Acupuncture for disc disease
This abstract, published on the Journal of the American Veterinary Medical Association
September 15, 2007, Vol. 231, No. 6, Pages 913-918 , shows the efficacy of Acupuncture for treating intervertebral disk disease:
Evaluation of acupuncture treatment for thoracolumbar intervertebral disk disease in dogs
Ayne Murata Hayashi, DVM, MSc, Julia Maria Matera, DVM, PhD, Ana Carolina Brandão de Campos Fonseca Pinto, DVM, PhD
Department of Surgery, School of Veterinary Medicine, University of São Paulo, São Paulo-SP, Brazil 05508-900. (Hayashi, Matera, de Campos Fonseca Pinto)
Supported by Coordenação de Aperfeiçoamento de Pessoal de Nível Superior (CAPES).
Presented as an abstract at 7th Brazilian College of Veterinary Surgery and Anaesthesiology Congress, Santos, Brazil, September 2006.

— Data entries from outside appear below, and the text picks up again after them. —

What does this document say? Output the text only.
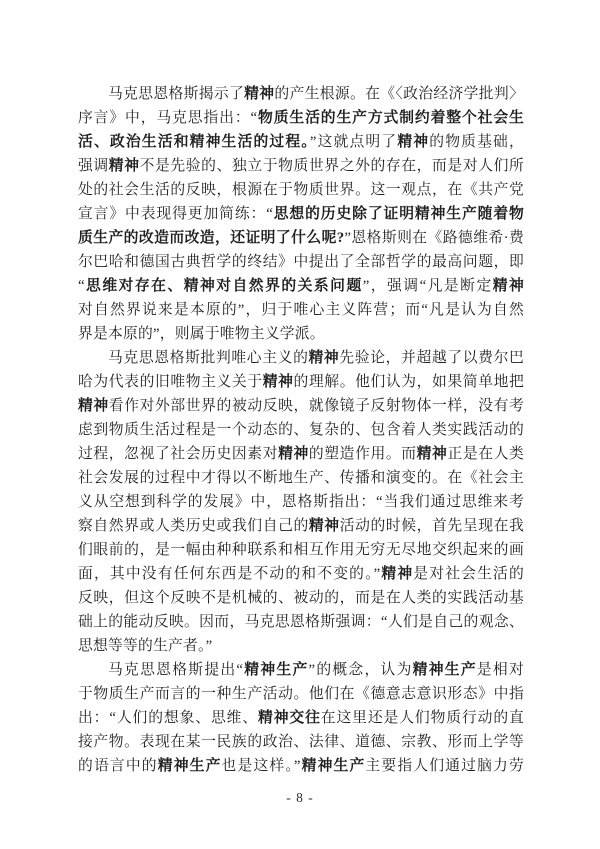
马克思恩格斯揭示了精神的产生根源。在《〈政治经济学批判〉
序言》中，马克思指出：“物质生活的生产方式制约着整个社会生
活、政治生活和精神生活的过程。”这就点明了精神的物质基础，
强调精神不是先验的、独立于物质世界之外的存在，而是对人们所
处的社会生活的反映，根源在于物质世界。这一观点，在《共产党
宣言》中表现得更加简练：“思想的历史除了证明精神生产随着物
质生产的改造而改造，还证明了什么呢?”恩格斯则在《路德维希·费
尔巴哈和德国古典哲学的终结》中提出了全部哲学的最高问题，即
“思维对存在、精神对自然界的关系问题”，强调“凡是断定精神
对自然界说来是本原的”，归于唯心主义阵营；而“凡是认为自然
界是本原的”，则属于唯物主义学派。
马克思恩格斯批判唯心主义的精神先验论，并超越了以费尔巴
哈为代表的旧唯物主义关于精神的理解。他们认为，如果简单地把
精神看作对外部世界的被动反映，就像镜子反射物体一样，没有考
虑到物质生活过程是一个动态的、复杂的、包含着人类实践活动的
过程，忽视了社会历史因素对精神的塑造作用。而精神正是在人类
社会发展的过程中才得以不断地生产、传播和演变的。在《社会主
义从空想到科学的发展》中，恩格斯指出：“当我们通过思维来考
察自然界或人类历史或我们自己的精神活动的时候，首先呈现在我
们眼前的，是一幅由种种联系和相互作用无穷无尽地交织起来的画
面，其中没有任何东西是不动的和不变的。”精神是对社会生活的
反映，但这个反映不是机械的、被动的，而是在人类的实践活动基
础上的能动反映。因而，马克思恩格斯强调：“人们是自己的观念、
思想等等的生产者。”
马克思恩格斯提出“精神生产”的概念，认为精神生产是相对
于物质生产而言的一种生产活动。他们在《德意志意识形态》中指
出：“人们的想象、思维、精神交往在这里还是人们物质行动的直
接产物。表现在某一民族的政治、法律、道德、宗教、形而上学等
的语言中的精神生产也是这样。”精神生产主要指人们通过脑力劳
- 8 -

Address correspondence to Dr. Hayashi.
Objective—To evaluate use of acupuncture combined with standard Western medical treatment versus Western medical treatment alone for treatment of thoracolumbar intervertebral disk disease in dogs.
Design—Prospective controlled study.
Animals—50 dogs with signs of thoracolumbar intervertebral disk disease.

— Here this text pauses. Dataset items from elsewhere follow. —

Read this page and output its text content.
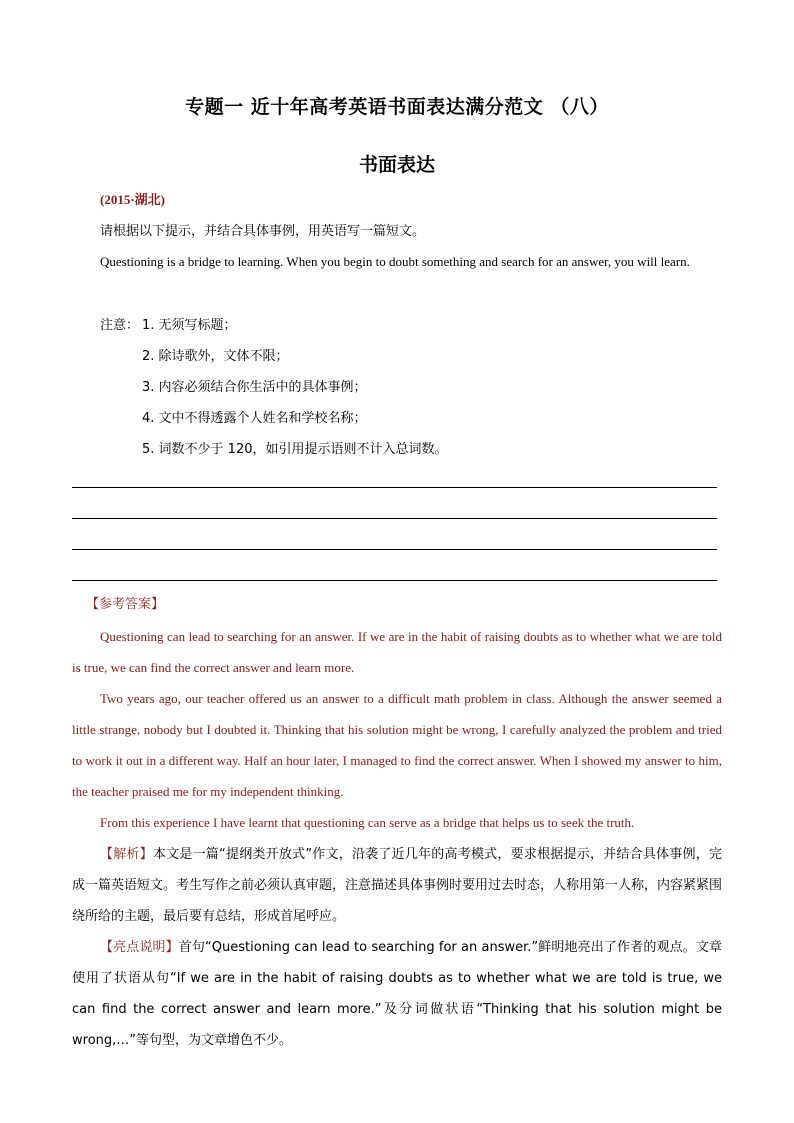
专题一 近十年高考英语书面表达满分范文 （八）
书面表达
(2015·湖北)
请根据以下提示，并结合具体事例，用英语写一篇短文。
Questioning is a bridge to learning. When you begin to doubt something and search for an answer, you will learn.
注意： 1. 无须写标题；
2. 除诗歌外，文体不限；
3. 内容必须结合你生活中的具体事例；
4. 文中不得透露个人姓名和学校名称；
5. 词数不少于 120，如引用提示语则不计入总词数。
【参考答案】
Questioning can lead to searching for an answer. If we are in the habit of raising doubts as to whether what we are told is true, we can find the correct answer and learn more.
Two years ago, our teacher offered us an answer to a difficult math problem in class. Although the answer seemed a little strange, nobody but I doubted it. Thinking that his solution might be wrong, I carefully analyzed the problem and tried to work it out in a different way. Half an hour later, I managed to find the correct answer. When I showed my answer to him, the teacher praised me for my independent thinking.
From this experience I have learnt that questioning can serve as a bridge that helps us to seek the truth.
【解析】本文是一篇“提纲类开放式”作文，沿袭了近几年的高考模式，要求根据提示，并结合具体事例，完成一篇英语短文。考生写作之前必须认真审题，注意描述具体事例时要用过去时态，人称用第一人称，内容紧紧围绕所给的主题，最后要有总结，形成首尾呼应。
【亮点说明】首句“Questioning can lead to searching for an answer.”鲜明地亮出了作者的观点。文章使用了状语从句“If we are in the habit of raising doubts as to whether what we are told is true, we can find the correct answer and learn more.”及分词做状语“Thinking that his solution might be wrong,…”等句型，为文章增色不少。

Procedures—Dogs were randomly allocated to 1 of 2 treatment groups and classified as having grade 1 to 5 neurologic dysfunction. Dogs in group 1 received electroacupuncture stimulation combined with standard Western medical treatment; those in group 2 received only standard Western medical treatment. A numeric score for neurologic function was evaluated at 4 time points to evaluate effects of treatments.
Results—Time (mean ± SD) to recover ambulation in dogs with grade 3 and 4 dysfunction in group 1 (10.10 ± 6.49 days) was significantly lower than in group 2 (20.83 ± 11.99 days). Success (able to walk without assistance) rate for dogs with grade 3 and 4 dysfunction in group 1 (10/10 dogs) was significantly higher than that of similarly affected dogs in group 2 (6/9 dogs). Dogs without deep pain perception (grade 5 dysfunction) had a success (recovery of pain sensation) rate of 3 of 6 and 1 of 8 in groups 1 and 2, respectively, but the difference was not significant. Overall success rate (all dysfunction grades) for group 1 (23/26; 88.5%) was significantly higher than for group 2 (14/24; 58.3%).
Conclusions and Clinical Relevance—acupuncture combined with standard Western medical treatment was effective and resulted in shorter time to recover ambulation and deep pain perception than did use of Western treatment alone in dogs with signs of thoracolumbar intervertebral disk disease.